February 8th is one of those days that stands out in the calendar of my family history. For me it has become Genealogy Day, a day to do something special about my interest in family history. Like Christmas but for me not Baby Jesus. And it helps a bit that Losar, the Tibetan New Year, is right around this time of year.
It’s the anniversary of my grandfather’s death. Harry William Swanstrom (1903-1957). By coincidence it’s also the anniversary of his sister’s death. Ellen Sophie (Swanstrom) Hinkle (1895-1949). She was the first of the kids to pass away.
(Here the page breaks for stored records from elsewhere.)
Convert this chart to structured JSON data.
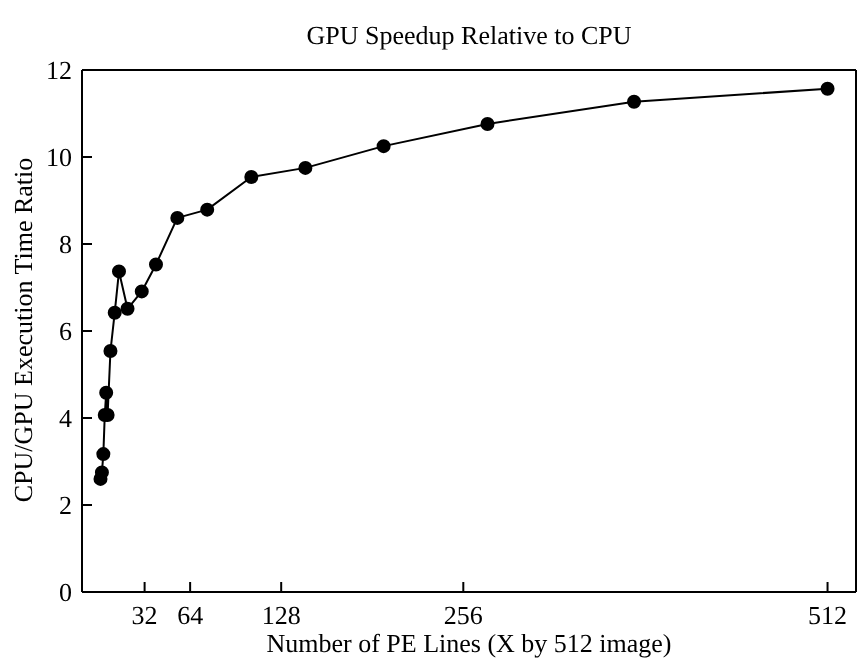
{
  "chart_data": {
    "type": "line",
    "title": "GPU Speedup Relative to CPU",
    "xlabel": "Number of PE Lines (X by 512 image)",
    "ylabel": "CPU/GPU Execution Time Ratio",
    "x": [
      1,
      2,
      3,
      4,
      5,
      6,
      8,
      11,
      14,
      20,
      30,
      40,
      55,
      76,
      107,
      145,
      200,
      273,
      376,
      512
    ],
    "series": [
      {
        "color": "#000000",
        "values": [
          2.6,
          2.75,
          3.17,
          4.07,
          4.58,
          4.07,
          5.54,
          6.42,
          7.37,
          6.51,
          6.91,
          7.53,
          8.6,
          8.79,
          9.54,
          9.75,
          10.25,
          10.76,
          11.27,
          11.57
        ]
      }
    ],
    "xlim": [
      -12,
      532
    ],
    "xticks": [
      32,
      64,
      128,
      256,
      512
    ],
    "ylim": [
      0,
      12
    ],
    "yticks": [
      0,
      2,
      4,
      6,
      8,
      10,
      12
    ],
    "marker": "circle",
    "grid": false,
    "legend": false
  }
}
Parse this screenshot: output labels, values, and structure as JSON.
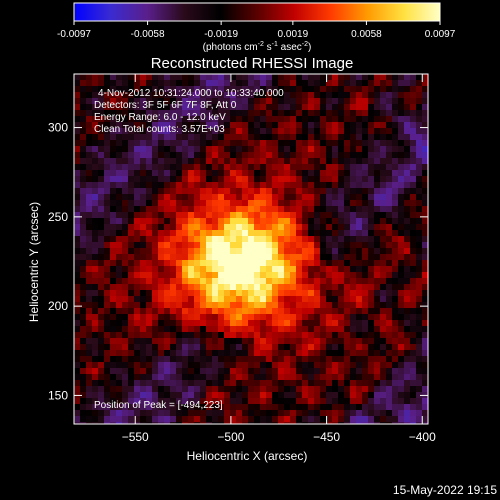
{
  "colorbar": {
    "ticks": [
      "-0.0097",
      "-0.0058",
      "-0.0019",
      "0.0019",
      "0.0058",
      "0.0097"
    ],
    "range": [
      -0.0097,
      0.0097
    ],
    "unit_parts": [
      "(photons cm",
      "-2",
      " s",
      "-1",
      " asec",
      "-2",
      ")"
    ],
    "colors": [
      "#0000ff",
      "#3a2bd0",
      "#5a1f8a",
      "#2a0a1a",
      "#000000",
      "#5a0000",
      "#c00000",
      "#ff3a00",
      "#ff9a00",
      "#ffe040",
      "#ffffc8"
    ]
  },
  "chart_data": {
    "type": "heatmap",
    "title": "Reconstructed RHESSI Image",
    "xlabel": "Heliocentric X (arcsec)",
    "ylabel": "Heliocentric Y (arcsec)",
    "xlim": [
      -582,
      -397
    ],
    "ylim": [
      134,
      330
    ],
    "xticks": [
      -550,
      -500,
      -450,
      -400
    ],
    "yticks": [
      150,
      200,
      250,
      300
    ],
    "annotations": [
      "4-Nov-2012 10:31:24.000 to 10:33:40.000",
      "Detectors: 3F 5F 6F 7F 8F, Att 0",
      "Energy Range: 6.0 - 12.0 keV",
      "Clean    Total counts: 3.57E+03"
    ],
    "peak_label": "Position of Peak = [-494,223]",
    "peak": [
      -494,
      223
    ],
    "value_range": [
      -0.0097,
      0.0097
    ]
  },
  "footer": {
    "timestamp": "15-May-2022 19:15"
  }
}
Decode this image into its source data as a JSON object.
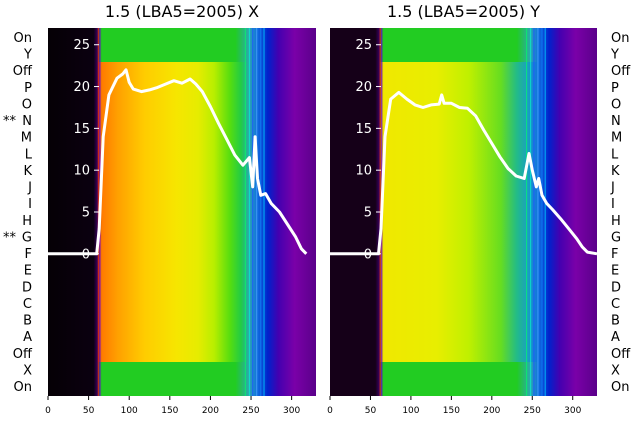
{
  "chart_data": [
    {
      "type": "line",
      "title": "1.5 (LBA5=2005) X",
      "xlabel": "",
      "ylabel": "",
      "xlim": [
        0,
        330
      ],
      "ylim": [
        -17,
        27
      ],
      "xticks": [
        0,
        50,
        100,
        150,
        200,
        250,
        300
      ],
      "yticks": [
        0,
        5,
        10,
        15,
        20,
        25
      ],
      "grid": false,
      "series": [
        {
          "values_x": [
            0,
            55,
            60,
            63,
            68,
            75,
            85,
            92,
            96,
            100,
            105,
            115,
            125,
            135,
            145,
            155,
            165,
            175,
            182,
            190,
            200,
            210,
            220,
            230,
            240,
            248,
            252,
            255,
            258,
            262,
            268,
            275,
            285,
            295,
            305,
            312,
            318
          ],
          "values_y": [
            0,
            0,
            0,
            3,
            14,
            19,
            21,
            21.5,
            22,
            20.5,
            19.7,
            19.4,
            19.6,
            19.9,
            20.3,
            20.7,
            20.4,
            20.9,
            20.3,
            19.4,
            17.6,
            15.6,
            13.7,
            11.8,
            10.6,
            11.5,
            8,
            14,
            9,
            7,
            7.2,
            6,
            5,
            3.5,
            2,
            0.6,
            0
          ]
        }
      ]
    },
    {
      "type": "line",
      "title": "1.5 (LBA5=2005) Y",
      "xlabel": "",
      "ylabel": "",
      "xlim": [
        0,
        330
      ],
      "ylim": [
        -17,
        27
      ],
      "xticks": [
        0,
        50,
        100,
        150,
        200,
        250,
        300
      ],
      "yticks": [
        0,
        5,
        10,
        15,
        20,
        25
      ],
      "grid": false,
      "series": [
        {
          "values_x": [
            0,
            55,
            60,
            63,
            68,
            75,
            85,
            95,
            105,
            115,
            125,
            135,
            138,
            141,
            150,
            160,
            170,
            180,
            190,
            200,
            210,
            220,
            230,
            240,
            246,
            250,
            255,
            258,
            262,
            268,
            275,
            285,
            295,
            305,
            312,
            318,
            330
          ],
          "values_y": [
            0,
            0,
            0,
            3,
            14,
            18.5,
            19.3,
            18.5,
            17.8,
            17.5,
            17.8,
            17.9,
            19,
            18,
            18,
            17.5,
            17.4,
            16.5,
            14.8,
            13.2,
            11.6,
            10.2,
            9.3,
            9,
            12,
            10,
            8,
            9,
            7,
            6,
            5.3,
            4.2,
            3,
            1.8,
            0.8,
            0.2,
            0
          ]
        }
      ]
    }
  ],
  "row_labels_left": [
    "On",
    "Y",
    "Off",
    "P",
    "O",
    "N",
    "M",
    "L",
    "K",
    "J",
    "I",
    "H",
    "G",
    "F",
    "E",
    "D",
    "C",
    "B",
    "A",
    "Off",
    "X",
    "On"
  ],
  "row_labels_right": [
    "On",
    "Y",
    "Off",
    "P",
    "O",
    "N",
    "M",
    "L",
    "K",
    "J",
    "I",
    "H",
    "G",
    "F",
    "E",
    "D",
    "C",
    "B",
    "A",
    "Off",
    "X",
    "On"
  ],
  "left_markers": [
    {
      "text": "**",
      "row": "N"
    },
    {
      "text": "**",
      "row": "G"
    }
  ],
  "colors": {
    "curve": "#ffffff",
    "black": "#000000",
    "orange": "#ff9a00",
    "yellow": "#f2e600",
    "green": "#22cc22",
    "blue": "#0033dd",
    "purple": "#8a00b8"
  }
}
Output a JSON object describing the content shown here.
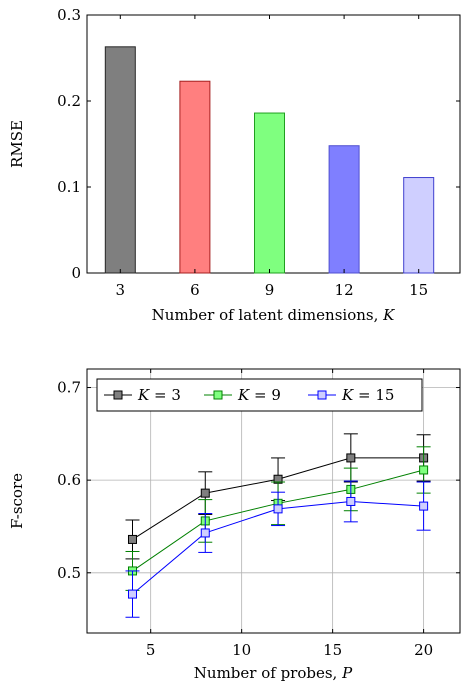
{
  "chart_data": [
    {
      "type": "bar",
      "xlabel": "Number of latent dimensions, ",
      "xlabel_var": "K",
      "ylabel": "RMSE",
      "categories": [
        "3",
        "6",
        "9",
        "12",
        "15"
      ],
      "values": [
        0.263,
        0.223,
        0.186,
        0.148,
        0.111
      ],
      "bar_colors": [
        "#7f7f7f",
        "#ff7f7f",
        "#7fff7f",
        "#7f7fff",
        "#cfcfff"
      ],
      "bar_strokes": [
        "#262626",
        "#a51f1f",
        "#1f9f1f",
        "#4f4fd0",
        "#3f3fcf"
      ],
      "ylim": [
        0,
        0.3
      ],
      "yticks": [
        0,
        0.1,
        0.2,
        0.3
      ],
      "ytick_labels": [
        "0",
        "0.1",
        "0.2",
        "0.3"
      ],
      "grid": false
    },
    {
      "type": "line",
      "xlabel": "Number of probes, ",
      "xlabel_var": "P",
      "ylabel": "F-score",
      "x": [
        4,
        8,
        12,
        16,
        20
      ],
      "xlim": [
        1.5,
        22
      ],
      "ylim": [
        0.435,
        0.72
      ],
      "xticks": [
        5,
        10,
        15,
        20
      ],
      "xtick_labels": [
        "5",
        "10",
        "15",
        "20"
      ],
      "yticks": [
        0.5,
        0.6,
        0.7
      ],
      "ytick_labels": [
        "0.5",
        "0.6",
        "0.7"
      ],
      "grid": true,
      "legend_position": "top",
      "series": [
        {
          "name": "K = 3",
          "name_var": "K",
          "name_rest": " = 3",
          "values": [
            0.536,
            0.586,
            0.601,
            0.624,
            0.624
          ],
          "errors": [
            0.021,
            0.023,
            0.023,
            0.026,
            0.025
          ],
          "color": "#000000",
          "fill": "#7f7f7f"
        },
        {
          "name": "K = 9",
          "name_var": "K",
          "name_rest": " = 9",
          "values": [
            0.502,
            0.556,
            0.575,
            0.59,
            0.611
          ],
          "errors": [
            0.021,
            0.023,
            0.023,
            0.023,
            0.025
          ],
          "color": "#008000",
          "fill": "#7fff7f"
        },
        {
          "name": "K = 15",
          "name_var": "K",
          "name_rest": " = 15",
          "values": [
            0.477,
            0.543,
            0.569,
            0.577,
            0.572
          ],
          "errors": [
            0.025,
            0.021,
            0.018,
            0.022,
            0.026
          ],
          "color": "#0000ff",
          "fill": "#cfcfff"
        }
      ]
    }
  ]
}
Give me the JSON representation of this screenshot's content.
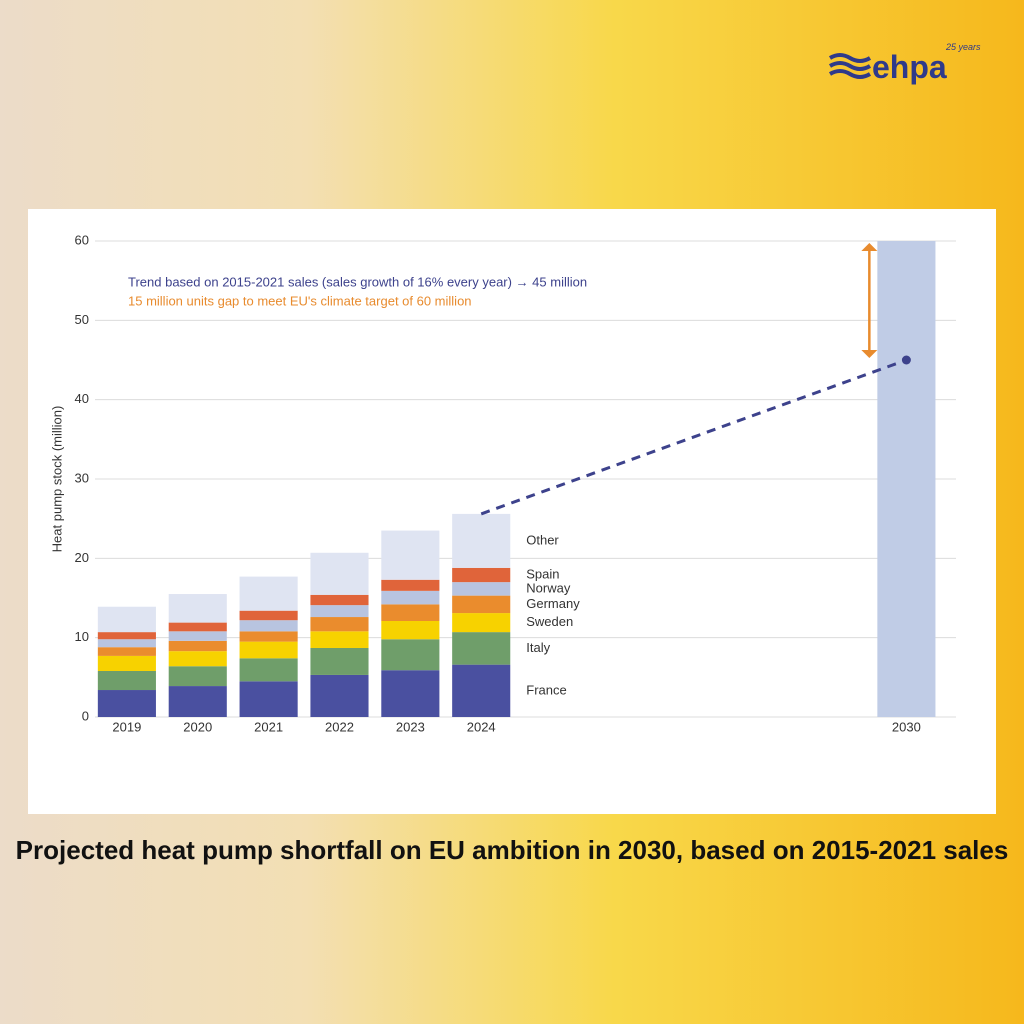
{
  "brand": {
    "name": "ehpa",
    "tagline": "25 years"
  },
  "chart_data": {
    "type": "stacked-bar",
    "title": "Projected heat pump shortfall on EU ambition in 2030, based on 2015-2021 sales",
    "y_label": "Heat pump stock (million)",
    "x": [
      2019,
      2020,
      2021,
      2022,
      2023,
      2024
    ],
    "xlim": [
      2018.55,
      2030.7
    ],
    "ylim": [
      0,
      60
    ],
    "yticks": [
      0,
      10,
      20,
      30,
      40,
      50,
      60
    ],
    "grid": true,
    "series": [
      {
        "name": "France",
        "color": "#4a50a0",
        "values": [
          3.4,
          3.9,
          4.5,
          5.3,
          5.9,
          6.6
        ]
      },
      {
        "name": "Italy",
        "color": "#6f9e6a",
        "values": [
          2.4,
          2.5,
          2.9,
          3.4,
          3.9,
          4.1
        ]
      },
      {
        "name": "Sweden",
        "color": "#f7d200",
        "values": [
          1.9,
          1.9,
          2.1,
          2.1,
          2.3,
          2.4
        ]
      },
      {
        "name": "Germany",
        "color": "#ea8c2d",
        "values": [
          1.1,
          1.3,
          1.3,
          1.8,
          2.1,
          2.2
        ]
      },
      {
        "name": "Norway",
        "color": "#b8c4e0",
        "values": [
          1.0,
          1.2,
          1.4,
          1.5,
          1.7,
          1.7
        ]
      },
      {
        "name": "Spain",
        "color": "#e0643a",
        "values": [
          0.9,
          1.1,
          1.2,
          1.3,
          1.4,
          1.8
        ]
      },
      {
        "name": "Other",
        "color": "#dfe4f2",
        "values": [
          3.2,
          3.6,
          4.3,
          5.3,
          6.2,
          6.8
        ]
      }
    ],
    "target": {
      "x": 2030,
      "value": 60,
      "color": "#c0cce6"
    },
    "trend": {
      "label": "Trend based on 2015-2021 sales (sales growth of 16% every year) → 45 million",
      "color": "#3d428c",
      "x": [
        2024,
        2030
      ],
      "values": [
        25.6,
        45
      ]
    },
    "gap": {
      "label": "15 million units gap to meet EU's climate target of 60 million",
      "color": "#e88b2e",
      "values": [
        45,
        60
      ]
    }
  }
}
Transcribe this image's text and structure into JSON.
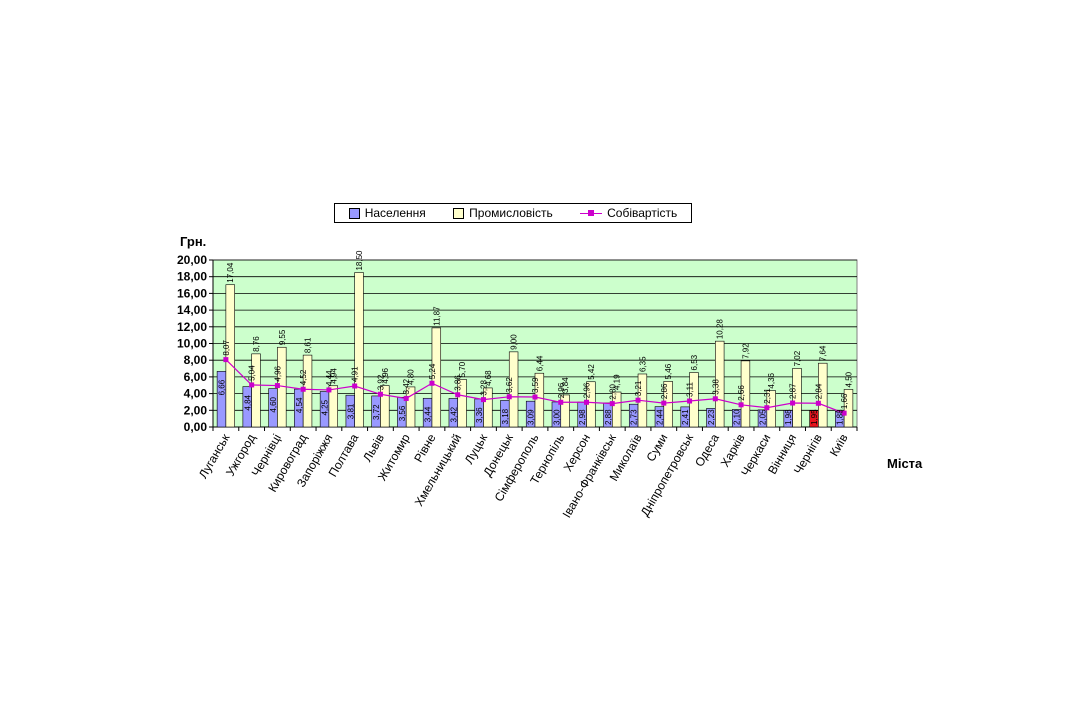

That’s on the Swanstrom side. Then on the Howery side, today is the anniversary of the earliest surviving mention of the surname Hauri in history. A Conrad Hauri (Chuondradus dictus Hovri) was mentioned on 8 February 1282 as owing 9 shillings annually for his land at Steffisburg (Bern, No. 334), when Werner von Steffisburg leased certain lands to Kloster Interlaken. The taxes Conrad owed for his lands were in line with amounts throughout the region for larger peasant holdings. He was probably our ancestor but there’s no way to prove it.
For my Genealogy Day last year I started the process for getting a grave marker for my grandmother’s two babies that died at birth. Charles Edward Swanstrom (1932) and Harvey William Swanstrom (1934). It took nearly a year start to finish, which is part of the reason I’m just writing about it now.
My grandmother always intended to have a marker made for them and place it in Eden Valley Cemetery. It was one of the last things she mentioned to me just before she died. Actually, the babies are buried in Rock Springs but the funeral home has said there would not be enough left of their bodies to move them to Eden. And, we could mark the graves where they’re buried but then they would end up being disconnected from the family story.
So. We got the gravestone, and we had it placed between my grandparents’ graves. Also this year we did a memorial brick for my grandparents and another for my sister Evonne in the Peace Walk at the Amitabha Stupa in Sedona. But that’s a story for another time.